MBA Venture Capitalists
Cornell’s Johnson School’s student venture capital fund, Big Red Ventures (BRV), took first place in a Venture Capital Investment Case Competition in February. Today the Johnson School team progresses to the next round of competition, held in New York. MIT, Columbia, and Harvard are also represented at the event.
Johnson’s fund provides incubation and seed capital, (typically between $50,000 and $200,000), to selected businesses and over its lifetime, the fund will invest up to $10,000,000. The fund managers are second year MBA students at the Johnson School. Johnson’s BRV is but one example of how MBA programs are helping students break into the competitive Venture Capital industry, as well as supporting entrepreneurship.
Wharton also has a number of interesting programs aimed at cultivating entrepreneurship. The Small Business Development Center offers consulting services to Philadelphia-area entrepreneurs and small business owners. MBA students are employed by the SBDC as senior consultants. The Venture Initiation Program (VIP) provides MBA students with the entrepreneurial management education, support, and facilities essential to start successful new businesses. The program walks students through the process of kicking off their venture and raising capital. There are some truly interesting concepts being supported by the program.
UT Austin’s McCombs School of Business has a venture capital program called Venture Fellows. The Venture Fellows mission is “to provide future business leaders with a unique learning opportunity through firsthand experience working with venture capital firms and through a curriculum focused on the venture capital community.” It’s a unique program that helps students break into a challenging industry.
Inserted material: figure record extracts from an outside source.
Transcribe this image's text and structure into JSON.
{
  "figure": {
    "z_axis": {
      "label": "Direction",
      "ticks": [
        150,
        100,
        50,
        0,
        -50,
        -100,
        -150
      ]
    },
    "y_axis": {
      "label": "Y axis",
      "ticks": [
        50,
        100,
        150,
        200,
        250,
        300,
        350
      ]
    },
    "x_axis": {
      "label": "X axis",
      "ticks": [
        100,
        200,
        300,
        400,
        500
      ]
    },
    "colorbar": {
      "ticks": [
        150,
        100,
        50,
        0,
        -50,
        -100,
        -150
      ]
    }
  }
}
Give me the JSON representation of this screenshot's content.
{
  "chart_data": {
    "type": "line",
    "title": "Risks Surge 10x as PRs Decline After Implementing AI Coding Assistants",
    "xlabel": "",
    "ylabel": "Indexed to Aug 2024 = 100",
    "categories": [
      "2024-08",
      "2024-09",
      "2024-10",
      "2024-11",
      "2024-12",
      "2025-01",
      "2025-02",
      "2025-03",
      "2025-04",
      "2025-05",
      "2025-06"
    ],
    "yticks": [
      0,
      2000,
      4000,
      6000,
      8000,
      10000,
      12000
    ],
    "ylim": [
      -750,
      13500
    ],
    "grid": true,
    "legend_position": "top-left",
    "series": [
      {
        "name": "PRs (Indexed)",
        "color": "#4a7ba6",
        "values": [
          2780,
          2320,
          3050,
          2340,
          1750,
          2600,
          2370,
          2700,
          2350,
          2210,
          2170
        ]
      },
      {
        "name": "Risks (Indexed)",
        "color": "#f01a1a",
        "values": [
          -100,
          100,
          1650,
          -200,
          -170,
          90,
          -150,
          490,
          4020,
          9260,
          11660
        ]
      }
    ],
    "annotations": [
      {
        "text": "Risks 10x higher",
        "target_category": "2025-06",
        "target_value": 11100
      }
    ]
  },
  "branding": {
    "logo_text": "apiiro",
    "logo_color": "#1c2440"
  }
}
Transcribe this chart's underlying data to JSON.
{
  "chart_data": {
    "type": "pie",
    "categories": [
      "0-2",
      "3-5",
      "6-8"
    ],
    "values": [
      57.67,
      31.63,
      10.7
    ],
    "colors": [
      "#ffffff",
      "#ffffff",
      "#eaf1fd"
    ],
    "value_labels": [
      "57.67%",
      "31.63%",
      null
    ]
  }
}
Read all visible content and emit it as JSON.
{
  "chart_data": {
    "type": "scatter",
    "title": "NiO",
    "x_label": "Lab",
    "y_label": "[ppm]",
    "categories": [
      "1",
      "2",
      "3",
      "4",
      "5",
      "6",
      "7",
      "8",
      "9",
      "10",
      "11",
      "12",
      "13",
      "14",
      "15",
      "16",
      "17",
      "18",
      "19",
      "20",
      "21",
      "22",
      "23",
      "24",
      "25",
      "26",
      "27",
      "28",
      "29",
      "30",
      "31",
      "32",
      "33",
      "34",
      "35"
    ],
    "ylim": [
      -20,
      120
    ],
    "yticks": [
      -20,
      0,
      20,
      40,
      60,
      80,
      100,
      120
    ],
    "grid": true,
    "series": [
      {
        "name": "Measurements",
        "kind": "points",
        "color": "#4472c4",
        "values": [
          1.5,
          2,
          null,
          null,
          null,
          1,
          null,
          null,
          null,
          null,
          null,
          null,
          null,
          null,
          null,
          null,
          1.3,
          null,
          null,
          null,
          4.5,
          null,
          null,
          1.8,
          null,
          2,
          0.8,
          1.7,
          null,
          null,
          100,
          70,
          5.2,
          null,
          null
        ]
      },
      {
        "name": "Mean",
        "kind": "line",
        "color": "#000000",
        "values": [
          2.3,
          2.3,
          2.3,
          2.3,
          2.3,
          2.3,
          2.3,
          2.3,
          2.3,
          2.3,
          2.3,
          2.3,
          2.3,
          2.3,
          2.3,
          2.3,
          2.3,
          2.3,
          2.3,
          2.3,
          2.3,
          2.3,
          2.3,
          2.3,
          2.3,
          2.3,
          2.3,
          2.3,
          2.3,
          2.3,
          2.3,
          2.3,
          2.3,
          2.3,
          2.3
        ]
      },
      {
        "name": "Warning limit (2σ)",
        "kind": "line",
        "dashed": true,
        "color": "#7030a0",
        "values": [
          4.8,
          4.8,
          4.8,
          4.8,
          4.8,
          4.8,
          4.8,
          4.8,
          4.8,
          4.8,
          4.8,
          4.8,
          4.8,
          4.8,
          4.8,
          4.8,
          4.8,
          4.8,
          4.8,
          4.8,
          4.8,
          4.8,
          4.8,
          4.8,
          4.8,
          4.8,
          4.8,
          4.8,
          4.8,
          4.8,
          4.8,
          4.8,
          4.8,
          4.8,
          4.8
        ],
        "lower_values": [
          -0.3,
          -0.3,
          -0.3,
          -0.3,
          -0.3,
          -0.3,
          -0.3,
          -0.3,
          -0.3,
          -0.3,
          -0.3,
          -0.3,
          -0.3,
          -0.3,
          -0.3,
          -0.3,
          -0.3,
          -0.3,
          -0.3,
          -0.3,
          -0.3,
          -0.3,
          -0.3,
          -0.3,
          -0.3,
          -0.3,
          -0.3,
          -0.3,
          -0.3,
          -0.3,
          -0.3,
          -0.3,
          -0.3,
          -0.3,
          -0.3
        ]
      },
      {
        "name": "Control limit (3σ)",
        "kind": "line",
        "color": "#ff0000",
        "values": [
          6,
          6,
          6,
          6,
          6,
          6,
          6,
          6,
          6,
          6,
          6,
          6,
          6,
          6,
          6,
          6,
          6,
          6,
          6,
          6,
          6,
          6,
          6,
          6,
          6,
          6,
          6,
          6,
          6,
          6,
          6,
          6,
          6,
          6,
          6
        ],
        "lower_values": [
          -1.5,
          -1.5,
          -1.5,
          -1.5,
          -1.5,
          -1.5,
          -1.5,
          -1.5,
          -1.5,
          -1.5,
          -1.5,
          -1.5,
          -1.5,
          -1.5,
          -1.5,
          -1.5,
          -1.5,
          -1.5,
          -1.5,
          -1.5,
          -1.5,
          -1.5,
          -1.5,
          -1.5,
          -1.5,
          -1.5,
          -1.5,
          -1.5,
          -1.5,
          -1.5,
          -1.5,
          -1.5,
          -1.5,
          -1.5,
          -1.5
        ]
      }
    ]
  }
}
Berkeley’s Haas School of Business has a program called New Venture Fellows. This is group of Haas MBA students who receive hands-on experience in venture capital by working for Bay Area venture capital firms. The group develops relationships with VC firms, agrees on projects to undertake, and delivers results directly to the venture capital firm. The group also maintains a network of UC Berkeley alumni working in the venture capital industry.
If you have entrepreneurial aspirations, or you are interested in investing in others as a VC, take heart. Business school may very well be the right place to help you launch your journey.